Anche se i risultati delle ricerche suggeriscono che la disoccupazione incida negativamente più sugli adulti che sui giovani, questo non significa che i giovani non siano esenti dal subirne conseguenze considerevoli. Paragonando il benessere psichico dei giovani disoccupati con lavoratori della stessa età, risulta che i disoccupati abbiano livelli più bassi di benessere psicologico generale, sperimentino più spesso sintomi depressivi e ansiosi, sviluppino un’immagine di sé più negativa e un livello inferiore di autostima.

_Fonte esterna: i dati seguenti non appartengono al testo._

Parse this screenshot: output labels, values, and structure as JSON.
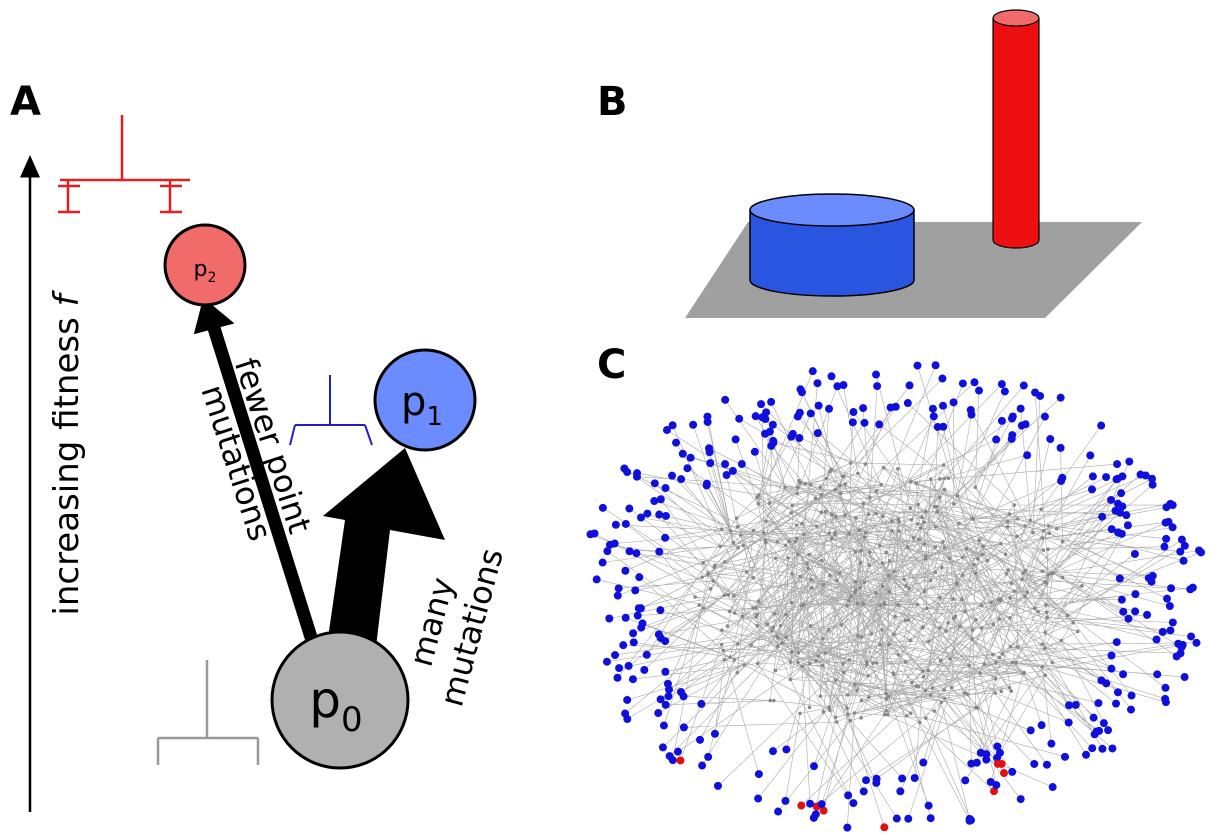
{
  "panels": {
    "a": {
      "letter": "A",
      "axis_label": "increasing fitness",
      "axis_symbol": "f",
      "nodes": [
        {
          "label": "p",
          "sub": "2"
        },
        {
          "label": "p",
          "sub": "1"
        },
        {
          "label": "p",
          "sub": "0"
        }
      ],
      "arrows": [
        {
          "label_lines": [
            "fewer point",
            "mutations"
          ]
        },
        {
          "label_lines": [
            "many",
            "mutations"
          ]
        }
      ]
    },
    "b": {
      "letter": "B"
    },
    "c": {
      "letter": "C"
    }
  }
}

Quando si parla di disoccupazione femminile, la questione si complica ulteriormente. Alcuni studi hanno rilevato che mentre le donne si percepiscono in modo positivo come lavoratrici, tendono a vedere la loro carriera professionale futura con maggiore pessimismo rispetto agli uomini, perché la ricerca del lavoro o il mantenimento di una posizione lavorativa è spesso condizionata e minacciata dalla discriminazione a causa del loro aspetto fisico, dello stato civile o per le responsabilità familiari che hanno. Le donne attribuiscono al lavoro un valore importante perché legato alla loro indipendenza e al loro controllo personale. Pertanto, la perdita del lavoro equivale ad una perdita di diritti e ad un ritorno ai ruoli tradizionali.
Tra tutte le variabili considerate nella modulazione degli effetti di stress causati dalla disoccupazione, quella che si è rivelata più efficace è il sostegno sociale, che si configura come un potente fattore protettivo nel mantenimento e nel recupero del benessere psicologico e fisico della persona disoccupata. Il sostegno sociale è definito come la sensazione soggettiva (quindi non effettiva, ma percepita dal soggetto) di appartenere ad un gruppo e di sentirsi accettati al suo interno, e può manifestarsi in diversi modi: qualcuno da cui si ricevono aiuti economici, qualcuno con cui poter discutere i problemi quotidiani, qualcuno a cui suggerire cose interessanti da fare, qualcuno che incoraggia quando l’altro si sente giù di morale, qualcuno che da informazioni sui posti di lavoro disponibili sul mercato e sull’assicurazione contro la disoccupazione.
Dal punto di vista psicologico, è importante comprendere quali effetti la disoccupazione generi sul piano cognitivo, emotivo e relazionale, e strutturare interventi che puntino ad aiutare la persona a recuperare l’autostima e le risorse necessarie per contrastare la frustrazione, la rassegnazione e l’inattività tipiche della condizione di disoccupato.